4 Extreme Measures You Should Consider If Your Spouse Has Depression

December 4, 2017

Living with someone that has depression can be a daily struggle. You are probably experiencing a mix of emotions. You desperately want to help the other person but might not know what to do. All you know is that the dynamics have changed in your household, or, at least, that’s how you might feel about it. If so, here are just a few suggestions that can help you help your spouse cope with his or her depression.

Apply Pressure

Encourage your spouse to seek treatment. They may be unwilling to admit that there is a problem. Communicate to them that the whole family is impacted by their depression—be gentle when making that known, though. Gather all the information that you can—data from clinical trials and studies—and share it with them. They may not be very receptive to listening in that moment and might just need some time.
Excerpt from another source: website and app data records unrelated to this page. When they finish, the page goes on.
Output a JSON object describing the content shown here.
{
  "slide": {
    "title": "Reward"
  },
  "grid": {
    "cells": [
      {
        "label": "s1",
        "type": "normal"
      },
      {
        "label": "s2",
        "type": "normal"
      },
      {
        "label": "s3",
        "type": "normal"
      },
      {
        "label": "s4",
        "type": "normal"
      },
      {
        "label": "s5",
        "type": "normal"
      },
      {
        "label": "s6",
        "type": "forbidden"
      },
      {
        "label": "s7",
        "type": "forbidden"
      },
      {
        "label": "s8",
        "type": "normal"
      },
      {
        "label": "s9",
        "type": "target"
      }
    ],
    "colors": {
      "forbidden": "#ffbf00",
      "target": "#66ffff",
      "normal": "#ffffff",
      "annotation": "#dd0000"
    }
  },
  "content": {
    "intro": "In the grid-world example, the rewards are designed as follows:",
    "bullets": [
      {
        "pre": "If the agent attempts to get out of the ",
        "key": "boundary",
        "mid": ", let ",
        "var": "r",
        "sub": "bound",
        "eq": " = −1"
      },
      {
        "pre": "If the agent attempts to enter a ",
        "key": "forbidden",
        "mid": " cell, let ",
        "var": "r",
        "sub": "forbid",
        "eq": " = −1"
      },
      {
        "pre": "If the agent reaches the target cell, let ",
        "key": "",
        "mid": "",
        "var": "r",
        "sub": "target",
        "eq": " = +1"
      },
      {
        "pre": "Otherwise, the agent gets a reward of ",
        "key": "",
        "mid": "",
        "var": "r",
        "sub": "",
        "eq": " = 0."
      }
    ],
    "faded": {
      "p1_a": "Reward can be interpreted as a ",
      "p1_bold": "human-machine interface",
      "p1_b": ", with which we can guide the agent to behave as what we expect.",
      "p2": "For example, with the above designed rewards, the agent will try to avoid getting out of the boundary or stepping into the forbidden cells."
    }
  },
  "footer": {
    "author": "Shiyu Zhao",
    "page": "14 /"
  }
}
Allow your spouse to have some space to think about the conversation that you had with them. If you show that you’re impatient for them to get help, then that might add to the inner stress that they could be feeling. Once the situation has calmed, however, try speaking to them again about getting help. Let them know that you will be there for them throughout the entire process—whether it’s therapy, medicines, or a treatment program.

Start Therapy Together

Find a counselor that is willing to work with the both of you. This is important because their depression will also have an impact on you. You may even be feeling resentment towards your partner. You may not even be entirely aware of the resentment that you could be feeling. Such feelings could be bottled up and set aside mentally so that you can focus on getting your spouse better. However, it really is not good for your health to bottle these emotions up.

By going to therapy with your partner, you are creating an atmosphere of open communication. You are telling your spouse that you are supportive of what they are going through and want to help them. You will also have an outlet for your emotions. This can help you cope with the added stress of the situation. Not only that, but your spouse will become more aware of you and your emotional situation. During depression, people can often become very self-centered, believing that they are the only ones going through what they are going through and that nobody else understands. By being there for them and being transparent about your own emotional health can really help them to break down their walls and get better.

Set Boundaries

You will need to have rules of how communication will occur in your household. While it may be tempting to say ugly things to each other, it is not conducive to a healthy relationship. Such words will never solve marital or family issues. You will still need to work at making your relationship a success. In the process, you may feel like you’re putting in more work than your spouse to make things work, but it’ll be for the better in the long-term.

Set aside time to be apart from each other. This will allow you to have some time to take care of yourself. Maybe this means that either of you will go to your parents’ for a weekend or off to somewhere fun for a solo vacation just to get a way, catch a breather and get a mental break from the day-to-day routine. Children will also need to be included in this process. Maybe they need to take a vacation to grandma’s while you and your spouse take some time to be yourselves. However, it’s important to make sure that your spouse continues to interact with the kids. Maybe your spouse should make sure to spend one night a week hanging out with the kids doing something that they want to do—going skating, cooking a meal, or another interactive activity. Movies, video games, and things that limit the interaction should not be a part of that activity. The point is to get your spouse to open up and get outside of themselves for just a little while.

Change of Scenery

Studies have shown that getting more exposure to sunlight can help with depression. If nothing else seems to be helping, consider moving to a climate that has more sun. An example of a state that has year-round sunshine would be Florida. To decrease the stress of the move, you may want to consider hiring professional movers, such as Bekins Van Lines Inc. It may be harder for your spouse to experience depression somewhere that is warm and sunny all year. It can also benefit them to change their routine by finding new hobbies, friends and oppotunities. Getting a fresh start could help them to feel like the slate has been cleared.

Helping your spouse to manage their depression is a challenging task. Use these techniques to overcome it together.